FACT #58: Sound Transit's Federal Grant for light rail would only cover 20% of the cost of the 14 mile line. The rest would be covered by local taxes.

(Source: Table 1-A of Fiscal Year 2004 New Starts Report)

FACT #59: In the summer of 1999, Seattle Mayor Paul Schell and County Executive Ron Sims acknowledged that running light rail trains on the street every six minutes through Rainier Valley would be disruptive and possibly dangerous to that community. However, Ron Sims, now also Chair of Sound Transit is still planning to operate such trains.

(Source: New York Times Northwest 8/11/99 and Seattle Weekly 9/23/99)

FACT #60: For two years in a row, the FTA has erroneously reported in its summary of projects considered for funding, that Sound Transit's proposed 14-mile Seattle Link light rail will attract 29,000 new trips per day by 2020.

However, Sound Transit admits that the correct number of new trips is only 16,000 in 2020 and that the error is only in the "Summary", and not in the data provided to the FTA. That is an 80% over-inflation of the true projected ridership not corrected by either Sound Transit or the FTA.

Just for comparison's sake,16,000 new trips is about 8,000 new riders -- people taking a round trip.
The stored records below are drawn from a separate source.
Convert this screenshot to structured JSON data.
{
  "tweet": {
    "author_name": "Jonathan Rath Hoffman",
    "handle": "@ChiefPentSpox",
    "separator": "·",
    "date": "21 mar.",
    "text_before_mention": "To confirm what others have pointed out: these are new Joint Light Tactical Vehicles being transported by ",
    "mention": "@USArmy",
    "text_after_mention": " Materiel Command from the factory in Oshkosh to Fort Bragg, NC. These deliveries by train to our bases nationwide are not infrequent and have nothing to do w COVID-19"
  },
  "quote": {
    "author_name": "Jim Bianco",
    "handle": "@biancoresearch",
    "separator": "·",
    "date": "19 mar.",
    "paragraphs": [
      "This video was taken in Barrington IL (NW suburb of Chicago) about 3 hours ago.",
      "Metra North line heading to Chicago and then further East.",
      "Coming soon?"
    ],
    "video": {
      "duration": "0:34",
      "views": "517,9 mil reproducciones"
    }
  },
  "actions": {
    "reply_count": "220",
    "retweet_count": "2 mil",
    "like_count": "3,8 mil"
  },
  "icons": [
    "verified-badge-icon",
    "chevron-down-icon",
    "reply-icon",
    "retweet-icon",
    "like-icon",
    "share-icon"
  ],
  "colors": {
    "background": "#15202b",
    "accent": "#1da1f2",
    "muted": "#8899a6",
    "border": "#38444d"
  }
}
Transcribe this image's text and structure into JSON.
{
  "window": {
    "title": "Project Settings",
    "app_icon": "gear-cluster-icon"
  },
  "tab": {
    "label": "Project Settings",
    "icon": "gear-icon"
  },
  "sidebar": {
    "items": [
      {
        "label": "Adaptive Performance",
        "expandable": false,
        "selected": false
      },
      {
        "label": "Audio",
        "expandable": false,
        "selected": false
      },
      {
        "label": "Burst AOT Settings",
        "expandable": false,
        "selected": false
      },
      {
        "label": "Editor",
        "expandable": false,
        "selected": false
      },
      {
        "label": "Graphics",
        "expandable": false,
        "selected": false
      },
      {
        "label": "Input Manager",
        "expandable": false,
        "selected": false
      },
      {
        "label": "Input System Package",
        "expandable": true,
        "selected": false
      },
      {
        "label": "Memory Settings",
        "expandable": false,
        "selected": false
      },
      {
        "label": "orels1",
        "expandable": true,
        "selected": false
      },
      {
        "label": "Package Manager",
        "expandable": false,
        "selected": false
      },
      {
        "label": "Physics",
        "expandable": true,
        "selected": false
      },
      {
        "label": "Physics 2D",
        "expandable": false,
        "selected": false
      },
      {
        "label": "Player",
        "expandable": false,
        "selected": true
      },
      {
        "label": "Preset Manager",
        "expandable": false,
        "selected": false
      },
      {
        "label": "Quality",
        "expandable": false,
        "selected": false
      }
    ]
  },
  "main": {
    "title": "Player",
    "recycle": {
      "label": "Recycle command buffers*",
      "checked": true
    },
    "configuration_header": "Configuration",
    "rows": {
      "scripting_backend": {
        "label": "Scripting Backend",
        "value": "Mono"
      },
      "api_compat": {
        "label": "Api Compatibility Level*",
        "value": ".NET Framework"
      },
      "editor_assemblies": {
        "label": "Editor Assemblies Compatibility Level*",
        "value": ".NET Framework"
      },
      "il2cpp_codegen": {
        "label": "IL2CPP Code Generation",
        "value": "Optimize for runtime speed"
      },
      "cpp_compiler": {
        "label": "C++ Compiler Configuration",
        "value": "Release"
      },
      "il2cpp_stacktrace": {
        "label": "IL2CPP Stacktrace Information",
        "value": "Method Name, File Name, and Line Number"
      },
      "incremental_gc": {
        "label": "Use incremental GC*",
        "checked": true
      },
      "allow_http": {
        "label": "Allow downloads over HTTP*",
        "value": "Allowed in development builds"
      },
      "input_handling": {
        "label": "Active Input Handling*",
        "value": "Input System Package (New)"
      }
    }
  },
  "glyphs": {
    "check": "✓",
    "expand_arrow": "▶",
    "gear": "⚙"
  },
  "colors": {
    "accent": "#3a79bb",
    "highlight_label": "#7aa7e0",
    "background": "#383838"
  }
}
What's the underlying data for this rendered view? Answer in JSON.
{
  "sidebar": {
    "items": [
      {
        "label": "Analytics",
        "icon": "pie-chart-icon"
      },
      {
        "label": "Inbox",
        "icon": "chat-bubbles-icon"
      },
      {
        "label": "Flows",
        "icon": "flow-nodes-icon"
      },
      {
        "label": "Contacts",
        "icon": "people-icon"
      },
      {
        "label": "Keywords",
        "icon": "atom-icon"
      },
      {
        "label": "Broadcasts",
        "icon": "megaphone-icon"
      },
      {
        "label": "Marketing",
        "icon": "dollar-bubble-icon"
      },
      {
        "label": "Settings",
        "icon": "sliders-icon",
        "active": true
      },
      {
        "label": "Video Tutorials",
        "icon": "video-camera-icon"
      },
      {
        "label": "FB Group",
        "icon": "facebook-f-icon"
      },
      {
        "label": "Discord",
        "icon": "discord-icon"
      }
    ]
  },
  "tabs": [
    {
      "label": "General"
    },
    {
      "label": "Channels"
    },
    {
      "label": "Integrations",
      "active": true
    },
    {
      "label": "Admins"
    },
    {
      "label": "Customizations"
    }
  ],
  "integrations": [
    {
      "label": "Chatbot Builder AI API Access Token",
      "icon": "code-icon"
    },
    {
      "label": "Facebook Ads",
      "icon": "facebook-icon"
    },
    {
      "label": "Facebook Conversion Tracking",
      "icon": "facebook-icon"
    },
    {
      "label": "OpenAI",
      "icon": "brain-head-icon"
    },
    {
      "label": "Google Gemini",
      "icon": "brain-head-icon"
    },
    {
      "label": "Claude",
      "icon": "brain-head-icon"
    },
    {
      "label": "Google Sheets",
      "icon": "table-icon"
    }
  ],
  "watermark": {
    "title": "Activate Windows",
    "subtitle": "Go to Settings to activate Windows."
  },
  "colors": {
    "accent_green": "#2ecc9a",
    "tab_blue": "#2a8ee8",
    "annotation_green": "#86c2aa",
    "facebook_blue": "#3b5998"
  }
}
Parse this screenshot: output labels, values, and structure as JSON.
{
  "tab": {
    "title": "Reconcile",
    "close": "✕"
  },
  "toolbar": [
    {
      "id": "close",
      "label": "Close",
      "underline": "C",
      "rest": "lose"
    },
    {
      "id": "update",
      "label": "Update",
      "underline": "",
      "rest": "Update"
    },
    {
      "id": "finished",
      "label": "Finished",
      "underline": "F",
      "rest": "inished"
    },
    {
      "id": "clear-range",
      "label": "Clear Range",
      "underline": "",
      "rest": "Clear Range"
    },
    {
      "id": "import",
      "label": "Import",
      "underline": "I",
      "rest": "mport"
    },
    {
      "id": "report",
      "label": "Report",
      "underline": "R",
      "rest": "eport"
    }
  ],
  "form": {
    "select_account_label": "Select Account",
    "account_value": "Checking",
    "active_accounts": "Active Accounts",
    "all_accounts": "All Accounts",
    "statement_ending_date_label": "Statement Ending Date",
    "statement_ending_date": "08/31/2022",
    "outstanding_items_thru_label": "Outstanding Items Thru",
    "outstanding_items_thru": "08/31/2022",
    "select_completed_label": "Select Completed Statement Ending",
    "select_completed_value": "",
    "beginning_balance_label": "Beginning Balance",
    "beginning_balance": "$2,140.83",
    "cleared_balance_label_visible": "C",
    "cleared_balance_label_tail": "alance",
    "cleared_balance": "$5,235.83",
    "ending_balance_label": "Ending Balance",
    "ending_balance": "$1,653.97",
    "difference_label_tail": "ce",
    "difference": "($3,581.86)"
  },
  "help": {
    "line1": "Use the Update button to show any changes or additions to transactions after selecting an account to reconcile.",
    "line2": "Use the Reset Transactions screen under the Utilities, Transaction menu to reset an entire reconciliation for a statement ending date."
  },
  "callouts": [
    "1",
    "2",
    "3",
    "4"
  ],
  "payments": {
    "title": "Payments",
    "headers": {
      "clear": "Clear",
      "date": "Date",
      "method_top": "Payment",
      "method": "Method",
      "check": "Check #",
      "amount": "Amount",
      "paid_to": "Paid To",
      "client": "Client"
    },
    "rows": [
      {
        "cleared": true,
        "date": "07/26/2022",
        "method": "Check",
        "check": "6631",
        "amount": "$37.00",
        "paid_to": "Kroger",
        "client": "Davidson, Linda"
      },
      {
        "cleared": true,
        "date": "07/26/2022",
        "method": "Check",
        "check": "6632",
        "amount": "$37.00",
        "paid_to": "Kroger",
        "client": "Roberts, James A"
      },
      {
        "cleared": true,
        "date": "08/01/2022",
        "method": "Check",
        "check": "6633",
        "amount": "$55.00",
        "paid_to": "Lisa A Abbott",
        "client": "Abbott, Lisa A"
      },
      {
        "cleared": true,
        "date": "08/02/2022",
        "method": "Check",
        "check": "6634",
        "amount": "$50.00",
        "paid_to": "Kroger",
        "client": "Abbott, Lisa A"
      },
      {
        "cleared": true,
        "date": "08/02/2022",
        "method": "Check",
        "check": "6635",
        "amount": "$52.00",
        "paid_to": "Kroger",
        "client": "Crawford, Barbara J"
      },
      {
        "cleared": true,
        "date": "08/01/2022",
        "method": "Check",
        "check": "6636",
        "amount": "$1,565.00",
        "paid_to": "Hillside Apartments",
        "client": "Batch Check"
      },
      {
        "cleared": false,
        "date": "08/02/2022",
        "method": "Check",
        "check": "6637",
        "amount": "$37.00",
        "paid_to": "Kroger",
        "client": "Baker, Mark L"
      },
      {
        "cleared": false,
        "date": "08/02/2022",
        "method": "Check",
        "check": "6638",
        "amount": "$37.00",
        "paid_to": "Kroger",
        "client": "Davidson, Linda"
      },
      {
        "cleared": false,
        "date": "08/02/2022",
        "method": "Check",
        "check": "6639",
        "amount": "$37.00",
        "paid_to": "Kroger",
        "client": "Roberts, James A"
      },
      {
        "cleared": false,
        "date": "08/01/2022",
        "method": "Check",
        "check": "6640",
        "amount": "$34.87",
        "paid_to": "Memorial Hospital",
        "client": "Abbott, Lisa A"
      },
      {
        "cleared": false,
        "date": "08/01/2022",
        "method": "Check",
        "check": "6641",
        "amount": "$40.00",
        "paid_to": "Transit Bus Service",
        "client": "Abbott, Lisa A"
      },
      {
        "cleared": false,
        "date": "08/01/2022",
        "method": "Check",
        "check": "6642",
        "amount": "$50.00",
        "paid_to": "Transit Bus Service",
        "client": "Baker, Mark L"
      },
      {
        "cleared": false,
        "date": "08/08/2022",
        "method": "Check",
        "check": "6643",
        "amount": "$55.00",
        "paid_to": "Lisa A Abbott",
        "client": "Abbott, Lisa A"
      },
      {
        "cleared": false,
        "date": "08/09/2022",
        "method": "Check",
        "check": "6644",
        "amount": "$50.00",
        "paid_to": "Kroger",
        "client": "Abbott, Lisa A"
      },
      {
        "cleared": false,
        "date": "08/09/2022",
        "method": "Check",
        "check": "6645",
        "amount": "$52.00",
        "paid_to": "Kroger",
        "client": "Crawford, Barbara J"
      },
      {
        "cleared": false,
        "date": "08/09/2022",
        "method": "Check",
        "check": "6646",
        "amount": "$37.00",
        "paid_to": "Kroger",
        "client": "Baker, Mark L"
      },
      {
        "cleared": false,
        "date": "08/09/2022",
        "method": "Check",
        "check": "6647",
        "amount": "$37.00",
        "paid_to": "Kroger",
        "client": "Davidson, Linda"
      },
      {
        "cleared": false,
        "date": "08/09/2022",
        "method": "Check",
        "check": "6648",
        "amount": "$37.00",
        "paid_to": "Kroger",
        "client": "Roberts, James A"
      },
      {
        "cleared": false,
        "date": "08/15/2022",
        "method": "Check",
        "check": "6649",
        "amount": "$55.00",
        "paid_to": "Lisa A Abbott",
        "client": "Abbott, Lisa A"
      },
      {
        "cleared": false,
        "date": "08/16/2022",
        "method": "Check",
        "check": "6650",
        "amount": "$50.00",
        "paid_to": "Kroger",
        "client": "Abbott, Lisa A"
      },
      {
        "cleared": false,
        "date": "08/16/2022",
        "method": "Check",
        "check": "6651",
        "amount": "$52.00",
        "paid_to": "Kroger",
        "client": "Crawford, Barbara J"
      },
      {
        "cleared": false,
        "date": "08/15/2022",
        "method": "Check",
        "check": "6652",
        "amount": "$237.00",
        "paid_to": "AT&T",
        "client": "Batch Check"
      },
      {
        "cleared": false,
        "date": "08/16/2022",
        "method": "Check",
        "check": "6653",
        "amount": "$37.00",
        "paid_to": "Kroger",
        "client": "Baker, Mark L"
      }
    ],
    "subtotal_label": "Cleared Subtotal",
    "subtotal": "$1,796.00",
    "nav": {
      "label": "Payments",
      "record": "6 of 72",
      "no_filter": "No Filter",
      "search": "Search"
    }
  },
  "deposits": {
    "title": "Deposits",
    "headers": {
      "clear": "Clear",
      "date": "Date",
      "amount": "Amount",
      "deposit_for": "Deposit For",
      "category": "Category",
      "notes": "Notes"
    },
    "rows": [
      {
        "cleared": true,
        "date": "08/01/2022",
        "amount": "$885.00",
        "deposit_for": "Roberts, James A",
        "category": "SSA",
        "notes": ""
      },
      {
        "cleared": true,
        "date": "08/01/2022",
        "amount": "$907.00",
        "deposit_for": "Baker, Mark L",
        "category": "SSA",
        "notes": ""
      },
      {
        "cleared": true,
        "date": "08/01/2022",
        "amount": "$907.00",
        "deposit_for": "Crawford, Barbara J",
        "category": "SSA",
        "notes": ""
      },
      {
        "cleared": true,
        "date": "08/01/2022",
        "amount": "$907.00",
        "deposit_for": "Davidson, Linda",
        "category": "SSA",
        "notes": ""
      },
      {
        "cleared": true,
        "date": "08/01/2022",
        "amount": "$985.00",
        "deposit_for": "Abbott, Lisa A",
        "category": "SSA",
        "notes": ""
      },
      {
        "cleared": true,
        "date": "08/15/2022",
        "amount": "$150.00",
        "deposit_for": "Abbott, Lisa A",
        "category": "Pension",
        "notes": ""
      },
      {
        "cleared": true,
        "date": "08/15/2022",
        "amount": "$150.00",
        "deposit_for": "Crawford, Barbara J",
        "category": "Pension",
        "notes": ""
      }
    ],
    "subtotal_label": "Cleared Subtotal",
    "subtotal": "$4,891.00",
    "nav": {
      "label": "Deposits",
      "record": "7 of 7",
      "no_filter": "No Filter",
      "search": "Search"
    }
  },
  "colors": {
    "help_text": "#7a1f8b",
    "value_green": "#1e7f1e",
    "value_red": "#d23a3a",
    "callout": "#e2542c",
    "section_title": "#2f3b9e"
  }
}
Here are actual average ridership numbers for existing Metro routes:

  • #7, Seattle to Rainier Valley - 9,219
  • #150 Seattle to Tukwila, Kent, Auburn - 6,327
  • #550 Seattle to Mercer Island -Bellevue - 5,590

Metro provides over 300,000 trips/day now - 23,700 boardings in the Bus Tunnel alone, about 1/2 of its capacity.

(Sources: FTA Annual Report on New Starts 2001 and 2002; ST Environmental Assessment Response to Comments pg. 22 point A; Evaluation of Joint Operations in the DSTT August 21, 201 pg. 4)

FACT #61: Buses operating on HOV lanes are capable of carrying several times more passengers than Link light rail will ever be able to carry, over 50,000 persons per hour each direction for BRT, versus 16,400 for Link light rail.

(Source: White Paper "Comparison of Link light rail versus Bus Rapid Transit trunk (main) line capacity" R.C. Harkness PhD, March 11, 2003, Executive Summary)

FACT #62: Key transit officials have had this to say about Bus Rapid Transit:

"Combining exclusive transit-ways, modern stations, high-tech vehicles, and frequent service, Bus Rapid Transit provides -- at a fraction of the cost -- the high level of service that people want and expect from more expensive transit systems.

"The signal priority system of the Los Angeles Metro Rapid BRT system along the Ventura, Whilshire and Whittier corridors has reduced transit travel times by 20 to 25% and total ridership is up by almost 30%. In Miami, ridership along the eight-mile South Busway has doubled to over 15,000 trips per day since it opened in 1996. And in Seattle, a regional Bus Rapid Transit system provides no-transfer, high-speed rides for commuters going from home to work in Seattle's downtown district."

- Jennifer L. Dorn, Administrator, Federal Transit Administration, April 25, 2002

"I think Bus Rapid Transit is the transportation system of the future for the City of Los Angeles."